Lancé en 2020, le congé de proche aidant permet à un salarié de s’occuper d’un proche handicapé, âgé ou en perte d’autonomie. Sa durée est de trois mois, sauf dispositions conventionnelles spécifiques, et peut être renouvelée pour atteindre un maximum d’un an sur l’ensemble de la carrière du salarié. Ce congé n’est pas rémunéré, mais le salarié peut percevoir l’allocation journalière du proche aidant (AJPA), à hauteur de 66,64 euros par jour et 33,32 euros par demi-journée (montants au 1er janvier 2026)..
Une allocation étendue
Depuis le 1er janvier 2025, le plafond de l’AJPA (66 jours) peut être renouvelé pour chaque nouveau proche aidé. Sur l’ensemble de sa carrière, un salarié pourra ainsi percevoir jusqu’à 264 jours d’AJPA s’il aide quatre proches différents.
Le congé de solidarité familiale est un autre dispositif à destination des salariés aidants. Il peut être pris pour accompagner la fin de vie d’un proche : ascendant, descendant, frère, sœur ou une personne qui partage son domicile. D’une durée de trois mois, il se prend à temps plein ou à temps partiel et peut être renouvelé une fois. Ce congé n’est pas rémunéré, mais le salarié peut bénéficier de l’allocation journalière d’accompagnement d’une personne en fin de vie (64,93 euros par jour pour un maximum de 21 jours).
De son côté, le congé de présence parentale s’adresse à un salarié qui a un enfant à charge atteint d’une maladie, d’un handicap ou est victime d’un accident grave. Ce congé est attribué pour un maximum de 310 jours ouvrés sur une période de trois ans. Il est possible de le renouveler une fois cette période écoulée. Comme pour les autres congés, le salarié ne perçoit pas son salaire mais peut bénéficier, sous conditions, de l’allocation journalière de présence parentale (AJPP).
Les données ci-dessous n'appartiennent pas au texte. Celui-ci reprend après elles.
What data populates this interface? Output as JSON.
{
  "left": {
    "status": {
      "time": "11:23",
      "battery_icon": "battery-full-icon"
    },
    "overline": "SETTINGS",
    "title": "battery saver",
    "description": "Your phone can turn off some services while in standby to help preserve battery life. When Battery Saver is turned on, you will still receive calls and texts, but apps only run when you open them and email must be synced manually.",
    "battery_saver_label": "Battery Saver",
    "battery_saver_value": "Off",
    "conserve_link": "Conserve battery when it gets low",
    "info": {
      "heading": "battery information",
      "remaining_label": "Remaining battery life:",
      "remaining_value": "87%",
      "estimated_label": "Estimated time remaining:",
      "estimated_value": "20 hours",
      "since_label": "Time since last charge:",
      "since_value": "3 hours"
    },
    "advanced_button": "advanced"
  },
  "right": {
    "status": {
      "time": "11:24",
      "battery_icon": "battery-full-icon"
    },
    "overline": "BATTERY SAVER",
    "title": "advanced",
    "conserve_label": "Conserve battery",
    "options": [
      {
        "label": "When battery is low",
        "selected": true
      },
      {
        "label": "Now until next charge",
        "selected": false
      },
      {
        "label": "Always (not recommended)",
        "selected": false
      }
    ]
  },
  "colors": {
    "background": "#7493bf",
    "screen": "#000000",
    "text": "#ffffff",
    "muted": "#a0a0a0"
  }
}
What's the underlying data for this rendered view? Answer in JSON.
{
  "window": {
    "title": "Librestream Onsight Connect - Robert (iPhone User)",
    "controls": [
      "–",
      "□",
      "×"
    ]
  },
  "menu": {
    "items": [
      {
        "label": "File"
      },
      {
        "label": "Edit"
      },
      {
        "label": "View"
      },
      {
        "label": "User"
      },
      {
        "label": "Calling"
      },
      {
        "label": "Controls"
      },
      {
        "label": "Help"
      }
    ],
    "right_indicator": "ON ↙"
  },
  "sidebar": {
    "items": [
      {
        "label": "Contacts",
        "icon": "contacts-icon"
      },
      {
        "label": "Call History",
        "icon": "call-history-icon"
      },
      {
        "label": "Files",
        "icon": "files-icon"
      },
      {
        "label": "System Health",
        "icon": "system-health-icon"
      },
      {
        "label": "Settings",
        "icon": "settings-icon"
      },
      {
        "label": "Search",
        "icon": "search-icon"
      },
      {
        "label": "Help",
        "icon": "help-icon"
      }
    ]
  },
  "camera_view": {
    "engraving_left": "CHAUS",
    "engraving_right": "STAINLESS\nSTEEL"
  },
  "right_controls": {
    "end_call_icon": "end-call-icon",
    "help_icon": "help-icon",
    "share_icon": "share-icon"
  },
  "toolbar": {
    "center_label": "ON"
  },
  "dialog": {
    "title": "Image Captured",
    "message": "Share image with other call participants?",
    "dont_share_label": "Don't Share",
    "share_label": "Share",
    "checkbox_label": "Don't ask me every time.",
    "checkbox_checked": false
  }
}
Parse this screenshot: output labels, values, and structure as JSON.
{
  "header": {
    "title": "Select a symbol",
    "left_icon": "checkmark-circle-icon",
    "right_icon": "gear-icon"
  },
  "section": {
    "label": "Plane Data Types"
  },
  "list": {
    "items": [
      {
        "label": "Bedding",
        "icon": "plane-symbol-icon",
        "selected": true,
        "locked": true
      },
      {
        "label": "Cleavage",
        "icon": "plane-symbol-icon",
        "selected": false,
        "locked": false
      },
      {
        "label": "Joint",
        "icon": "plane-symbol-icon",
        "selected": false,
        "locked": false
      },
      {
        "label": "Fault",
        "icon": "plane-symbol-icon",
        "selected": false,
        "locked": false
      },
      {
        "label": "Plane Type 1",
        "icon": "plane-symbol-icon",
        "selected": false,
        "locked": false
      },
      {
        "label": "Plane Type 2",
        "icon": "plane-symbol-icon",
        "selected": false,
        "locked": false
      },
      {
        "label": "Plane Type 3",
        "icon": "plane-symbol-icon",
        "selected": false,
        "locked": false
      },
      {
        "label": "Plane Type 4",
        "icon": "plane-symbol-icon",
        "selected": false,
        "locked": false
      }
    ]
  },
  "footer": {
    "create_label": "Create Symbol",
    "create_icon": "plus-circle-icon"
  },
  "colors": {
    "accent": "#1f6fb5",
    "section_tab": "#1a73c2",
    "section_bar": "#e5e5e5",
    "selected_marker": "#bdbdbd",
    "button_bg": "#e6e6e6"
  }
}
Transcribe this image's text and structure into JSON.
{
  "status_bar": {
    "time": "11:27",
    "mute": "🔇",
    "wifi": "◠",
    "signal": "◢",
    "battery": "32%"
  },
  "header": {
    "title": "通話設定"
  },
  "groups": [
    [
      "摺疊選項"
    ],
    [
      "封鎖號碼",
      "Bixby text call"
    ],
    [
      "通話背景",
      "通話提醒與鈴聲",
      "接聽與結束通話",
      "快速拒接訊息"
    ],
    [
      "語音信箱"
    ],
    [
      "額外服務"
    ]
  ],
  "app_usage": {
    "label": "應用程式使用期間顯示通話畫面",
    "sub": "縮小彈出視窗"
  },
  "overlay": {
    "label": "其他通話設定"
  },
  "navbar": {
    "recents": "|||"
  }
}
La loi du 12 juin 2026 a renforcé les droits des parents d’enfants atteints d’une maladie grave ou d’un handicap. Le délai pour prévenir l’employeur de la prise d’un congé de présence parentale est réduit de 15 à 10 jours tandis que le congé d’annonce du handicap ou de la pathologie de l’enfant est allongé de 5 à 10 jours. Ce congé, rémunéré et non déduit des congés annuels, doit être pris pendant la période de l’annonce, mais pas nécessairement le jour même.
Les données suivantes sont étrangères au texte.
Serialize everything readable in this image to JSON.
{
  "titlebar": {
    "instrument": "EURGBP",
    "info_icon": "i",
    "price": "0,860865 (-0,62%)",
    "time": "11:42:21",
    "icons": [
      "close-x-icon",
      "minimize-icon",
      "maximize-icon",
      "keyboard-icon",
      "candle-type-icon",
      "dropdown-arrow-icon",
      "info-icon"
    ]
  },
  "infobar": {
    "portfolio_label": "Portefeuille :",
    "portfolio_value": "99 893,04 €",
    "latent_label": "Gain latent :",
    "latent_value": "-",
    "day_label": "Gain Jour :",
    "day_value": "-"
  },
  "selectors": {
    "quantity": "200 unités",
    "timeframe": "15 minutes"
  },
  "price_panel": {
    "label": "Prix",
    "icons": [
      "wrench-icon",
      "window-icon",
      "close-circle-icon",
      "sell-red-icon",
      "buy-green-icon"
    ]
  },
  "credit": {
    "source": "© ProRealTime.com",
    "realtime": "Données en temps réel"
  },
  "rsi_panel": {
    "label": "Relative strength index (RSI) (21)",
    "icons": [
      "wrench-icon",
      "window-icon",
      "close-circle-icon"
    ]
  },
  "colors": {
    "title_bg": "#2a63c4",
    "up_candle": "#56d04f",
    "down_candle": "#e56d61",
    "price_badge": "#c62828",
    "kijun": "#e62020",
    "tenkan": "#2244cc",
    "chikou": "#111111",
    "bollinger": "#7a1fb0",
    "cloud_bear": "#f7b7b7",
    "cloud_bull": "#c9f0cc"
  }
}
La protection contre le licenciement est étendue puisque le contrat de travail ne peut être rompu ni pendant le congé de présence parentale ni dans les dix semaines suivant son expiration (hors faute grave). Cette loi prévoit aussi des mesures financières, avec la possibilité de suspendre le remboursement d’un crédit, le déblocage anticipé des plans d’épargne retraite (d’entreprise ou individuel) ainsi que l’allongement du délai de réexamen du droit à l’AJPP (de 12 à 14 mois).
Des congés rémunérés possibles pour le salarié aidant
Il existe aussi deux autres dispositifs, impliquant des jours rémunérés, pour accompagner les salariés aidants. Grâce au congé payé de plus de 24 jours ouvrables consécutifs, un salarié qui héberge une personne en situation de handicap ou une personne âgée en perte d’autonomie peut dépasser la limite légale de congés payés consécutifs.
Quant au dispositif du don de jours de repos, il permet à un salarié aidant de recevoir de ses collègues un don anonyme et sans contrepartie de jours de repos s’il est parent d’un enfant gravement malade ou s’il vient en aide à un proche handicapé, âgé ou en perte d’autonomie.